Cheryl Ward stands next to her truck in the driveway of her home on Harpswell Neck in January. (J.W. Oliver photo)
After more than 30 years of picking up trash and recyclables from hundreds of customers throughout Harpswell, Cheryl Ward made her last rounds in December.
Ward’s dependable schedule and friendly nature made her popular with customers. She grew the business to almost 300 stops before scaling back in recent years.
Ward, from Florida, first came to Harpswell with her grandfather to visit relatives. She liked the area and found “love at first sight” with a young local, Lewis Ward Jr.
She moved to Harpswell in 1982, 16 years old and four months pregnant with their first child. They married in 1984.
Ward cleaned houses and detailed vehicles to make money, then started to pick up trash for Bailey’s Store, in Harpswell Center, with her car. Later, she went to work for a cousin of her husband’s, Johnny Gilliam. Gilliam had a small garbage business, charging $2.50 per pickup.
Ward’s husband drowned while lobstering in 1991, leaving her to raise three young children on her own. Soon thereafter, she took over Gilliam’s route.
The business grew by word-of-mouth, as Ward gained a reputation for her dedication. She bought her first truck, a 1978 Ford, for $75. Her first brand-new truck was a 2002 GMC.
She would pick up trash in the Cundy’s Harbor area on Tuesdays, Orr’s and Bailey islands on Wednesdays, and Harpswell Neck on Fridays. The Neck route was often the busiest. On off days, she would take on side jobs, like picking up brush or construction debris.

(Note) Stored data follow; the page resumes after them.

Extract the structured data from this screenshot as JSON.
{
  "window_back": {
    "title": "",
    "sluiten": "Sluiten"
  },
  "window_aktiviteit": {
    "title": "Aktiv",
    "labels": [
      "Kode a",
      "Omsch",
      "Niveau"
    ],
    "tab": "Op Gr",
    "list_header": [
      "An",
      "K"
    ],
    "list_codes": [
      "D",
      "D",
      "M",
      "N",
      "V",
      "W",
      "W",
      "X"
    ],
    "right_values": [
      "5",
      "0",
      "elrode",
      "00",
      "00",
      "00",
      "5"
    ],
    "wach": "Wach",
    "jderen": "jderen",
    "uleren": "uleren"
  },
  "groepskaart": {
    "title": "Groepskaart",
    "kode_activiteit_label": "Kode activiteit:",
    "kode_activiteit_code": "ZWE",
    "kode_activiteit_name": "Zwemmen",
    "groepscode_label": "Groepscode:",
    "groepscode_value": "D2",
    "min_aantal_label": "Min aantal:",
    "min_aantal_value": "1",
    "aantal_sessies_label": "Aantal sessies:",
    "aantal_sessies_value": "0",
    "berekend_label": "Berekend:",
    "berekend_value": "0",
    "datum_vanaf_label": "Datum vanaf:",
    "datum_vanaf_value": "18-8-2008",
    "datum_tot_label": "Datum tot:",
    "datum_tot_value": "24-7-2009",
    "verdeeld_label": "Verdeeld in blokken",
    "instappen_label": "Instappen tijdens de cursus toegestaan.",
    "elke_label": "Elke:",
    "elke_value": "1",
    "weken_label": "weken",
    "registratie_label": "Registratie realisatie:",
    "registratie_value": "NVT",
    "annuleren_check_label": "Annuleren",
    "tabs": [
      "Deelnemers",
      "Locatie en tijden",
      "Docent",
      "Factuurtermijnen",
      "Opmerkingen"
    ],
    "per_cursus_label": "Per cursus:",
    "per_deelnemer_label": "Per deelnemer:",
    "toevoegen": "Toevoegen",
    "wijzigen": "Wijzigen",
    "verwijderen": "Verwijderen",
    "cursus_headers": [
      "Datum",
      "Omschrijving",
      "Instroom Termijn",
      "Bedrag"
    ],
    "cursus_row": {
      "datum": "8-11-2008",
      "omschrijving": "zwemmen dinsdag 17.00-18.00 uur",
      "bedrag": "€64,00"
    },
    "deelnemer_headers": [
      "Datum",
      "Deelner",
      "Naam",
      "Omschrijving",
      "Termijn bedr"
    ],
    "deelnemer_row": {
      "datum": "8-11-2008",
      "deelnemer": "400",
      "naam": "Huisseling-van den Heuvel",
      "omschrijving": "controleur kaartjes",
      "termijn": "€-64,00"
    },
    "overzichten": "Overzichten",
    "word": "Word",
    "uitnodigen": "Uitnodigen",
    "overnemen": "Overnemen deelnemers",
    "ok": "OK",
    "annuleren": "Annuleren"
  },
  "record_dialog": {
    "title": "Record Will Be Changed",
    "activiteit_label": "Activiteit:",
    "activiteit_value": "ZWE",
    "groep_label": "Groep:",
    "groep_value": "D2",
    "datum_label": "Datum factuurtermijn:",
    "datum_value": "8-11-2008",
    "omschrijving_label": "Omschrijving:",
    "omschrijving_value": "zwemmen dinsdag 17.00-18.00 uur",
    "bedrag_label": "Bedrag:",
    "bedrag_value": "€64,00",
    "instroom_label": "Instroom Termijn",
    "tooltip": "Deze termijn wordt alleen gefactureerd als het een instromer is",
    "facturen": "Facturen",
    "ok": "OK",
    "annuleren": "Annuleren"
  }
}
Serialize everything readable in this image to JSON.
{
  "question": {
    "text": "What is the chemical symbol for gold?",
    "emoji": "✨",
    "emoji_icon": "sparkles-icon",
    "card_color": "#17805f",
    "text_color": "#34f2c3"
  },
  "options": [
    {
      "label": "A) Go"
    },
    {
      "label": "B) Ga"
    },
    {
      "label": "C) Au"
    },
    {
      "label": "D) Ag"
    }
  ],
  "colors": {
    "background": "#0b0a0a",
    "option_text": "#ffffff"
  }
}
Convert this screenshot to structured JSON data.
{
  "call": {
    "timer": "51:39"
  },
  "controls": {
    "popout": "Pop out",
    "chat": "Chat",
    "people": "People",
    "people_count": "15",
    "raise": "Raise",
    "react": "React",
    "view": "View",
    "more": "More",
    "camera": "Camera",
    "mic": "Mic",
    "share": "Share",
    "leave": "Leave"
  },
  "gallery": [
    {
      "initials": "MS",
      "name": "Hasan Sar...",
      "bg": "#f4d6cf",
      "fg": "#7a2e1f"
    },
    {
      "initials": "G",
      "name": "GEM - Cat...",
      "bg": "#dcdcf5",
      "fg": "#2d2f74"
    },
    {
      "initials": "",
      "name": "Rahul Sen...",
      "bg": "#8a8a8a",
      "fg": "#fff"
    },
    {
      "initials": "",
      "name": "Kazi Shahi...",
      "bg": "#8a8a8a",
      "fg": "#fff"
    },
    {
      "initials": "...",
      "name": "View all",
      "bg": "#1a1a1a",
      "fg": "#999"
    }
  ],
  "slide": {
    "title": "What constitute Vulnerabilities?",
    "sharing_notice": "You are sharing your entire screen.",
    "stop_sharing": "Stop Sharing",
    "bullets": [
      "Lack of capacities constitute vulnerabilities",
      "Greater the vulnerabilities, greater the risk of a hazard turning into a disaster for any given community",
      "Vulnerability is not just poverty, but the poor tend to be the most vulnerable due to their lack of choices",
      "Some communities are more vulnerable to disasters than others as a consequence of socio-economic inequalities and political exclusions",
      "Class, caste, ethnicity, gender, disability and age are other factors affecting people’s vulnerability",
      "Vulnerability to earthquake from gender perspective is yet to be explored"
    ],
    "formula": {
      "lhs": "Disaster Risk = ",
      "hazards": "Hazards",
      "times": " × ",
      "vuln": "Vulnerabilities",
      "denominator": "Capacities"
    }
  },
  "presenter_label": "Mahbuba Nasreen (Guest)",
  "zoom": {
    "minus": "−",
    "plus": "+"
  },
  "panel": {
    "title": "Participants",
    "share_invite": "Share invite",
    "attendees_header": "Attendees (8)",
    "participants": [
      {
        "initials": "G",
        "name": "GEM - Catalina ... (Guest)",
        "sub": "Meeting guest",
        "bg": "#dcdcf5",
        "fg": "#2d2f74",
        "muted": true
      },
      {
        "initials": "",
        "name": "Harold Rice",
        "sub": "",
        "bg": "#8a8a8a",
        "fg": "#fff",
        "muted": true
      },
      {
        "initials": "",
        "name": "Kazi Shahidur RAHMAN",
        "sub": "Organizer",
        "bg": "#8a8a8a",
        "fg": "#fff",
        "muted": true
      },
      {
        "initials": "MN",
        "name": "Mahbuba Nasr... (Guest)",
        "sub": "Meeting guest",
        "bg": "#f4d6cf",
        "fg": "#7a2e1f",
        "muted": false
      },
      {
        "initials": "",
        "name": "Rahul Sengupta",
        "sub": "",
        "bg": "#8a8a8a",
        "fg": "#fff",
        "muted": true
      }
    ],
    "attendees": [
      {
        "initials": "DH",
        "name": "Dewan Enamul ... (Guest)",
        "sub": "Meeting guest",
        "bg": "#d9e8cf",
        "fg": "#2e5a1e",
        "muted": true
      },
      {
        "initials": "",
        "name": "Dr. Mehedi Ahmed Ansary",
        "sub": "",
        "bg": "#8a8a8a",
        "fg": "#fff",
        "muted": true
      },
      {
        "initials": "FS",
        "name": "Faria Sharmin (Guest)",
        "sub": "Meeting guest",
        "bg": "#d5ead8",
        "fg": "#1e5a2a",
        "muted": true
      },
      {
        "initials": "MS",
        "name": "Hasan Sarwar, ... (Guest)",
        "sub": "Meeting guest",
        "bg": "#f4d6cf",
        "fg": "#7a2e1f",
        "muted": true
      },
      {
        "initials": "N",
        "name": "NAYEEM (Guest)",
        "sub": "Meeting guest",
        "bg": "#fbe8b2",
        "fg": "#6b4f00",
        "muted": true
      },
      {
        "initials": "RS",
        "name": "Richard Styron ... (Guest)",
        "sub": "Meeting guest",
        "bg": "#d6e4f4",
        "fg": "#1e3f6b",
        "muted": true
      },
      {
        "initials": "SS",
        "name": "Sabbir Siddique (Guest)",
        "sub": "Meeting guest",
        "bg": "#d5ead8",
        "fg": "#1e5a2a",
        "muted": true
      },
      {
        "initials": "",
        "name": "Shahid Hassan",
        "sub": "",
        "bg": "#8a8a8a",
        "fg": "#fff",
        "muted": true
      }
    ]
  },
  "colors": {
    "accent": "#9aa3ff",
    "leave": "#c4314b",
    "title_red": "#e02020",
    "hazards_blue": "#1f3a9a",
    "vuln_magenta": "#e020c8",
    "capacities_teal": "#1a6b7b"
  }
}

She would start her routes by 8:30 a.m. and finish in time to empty the truck at the recycling center before the 4 p.m. closing time. In the summertime, she would cut it close. During the winter, she might finish by 1:30.
It’s a dirty job. “You have to have a strong stomach,” Ward said. The nastiest part of the job: maggots. During the summer, the squirming creatures proliferate in sweltering barrels full of clam and lobster shells. “I just put my gloves on,” Ward said.
From Gilliam’s $2.50 per pickup, the fee ticked up to a flat rate of $30 per month. The business allowed Ward to raise her children and build her home on Harpswell Neck. The kids each rode with her at times. When they were big enough, they helped with the work.
Ward was a favorite of customers and their dogs, catching up with the humans and bringing treats for the canines. She would volunteer to pick up trash for local events, like bean-hole suppers, chicken barbecues and shore dinners.
In recent years, Ward allowed the number of customers to dwindle to about 120. Finally, she had to give up the business completely.
“The only reason why I’m getting done is because of my body,” she said. The work is physically taxing. She would hurl trash over the side of her truck’s dump body and climb into the bed to stomp it down. Sometimes she had a helper. Much of the time she was alone.
“I thought I could go till I was 65,” said Ward, 57. “I swore I was going to, but I can’t.” She has arthritis and back pain, and her strength is not what it once was. “I just hurt,” she said.
“I already miss my people,” she said. “That was my life. I have no routine right now.”
“A lot of my customers have been with me since day one,” she said, and they have grown close. Many gave her cards when she notified them of her plans.
Maggie Baribeau signed on as a customer when she moved to Harpswell Neck in 1997 and stayed with Ward for 25 years. “She’s always been dependable and just a lovely person, pleasant all the time,” Baribeau said. Baribeau admires Ward, calling her a “self-made woman.”
If Ward was going to miss a pickup because of weather or travel, she would always notify customers in advance and pick up on another day.
“She didn’t raise her prices but once, maybe twice, over the years,” Baribeau said, calling her rates “very affordable.” When she did raise her prices, she informed customers of the modest increase and explained that she needed to replace her truck.
“She was very, very emotional the last day she came, as were we,” Baribeau said.
“People are sad and I’m sad but I can’t keep going,” Ward said.
She explored selling the business, offering her client base and truck for $100,000. But a prospective buyer opted to start a competing business instead. Ward has recommended another service, R.C. Rogers & Sons, to her customers.
She hopes to sell her work truck, a 2015 Ram 3500 with a diesel engine, for $50,000.
She is not ready to retire altogether. She took January off, her first vacation in more than three decades. “When you’re self-employed, you can’t take time off,” she said. She planned to travel to Florida with her brother at the end of the month.
Even a short break feels foreign. “I don’t know what to do with myself,” she said on Jan. 11.
Now a grandmother of five and great-grandmother of one, Ward also has four dogs. “My furry kids find it strange too,” she said of her change in routine.
Come February, she plans to look for a job, perhaps in the kitchen at Bowdoin College or at a Brunswick bakery. She hopes to find a position with benefits after 31 years without.
“I’m not a sit-still person,” she said. “I’m bored.”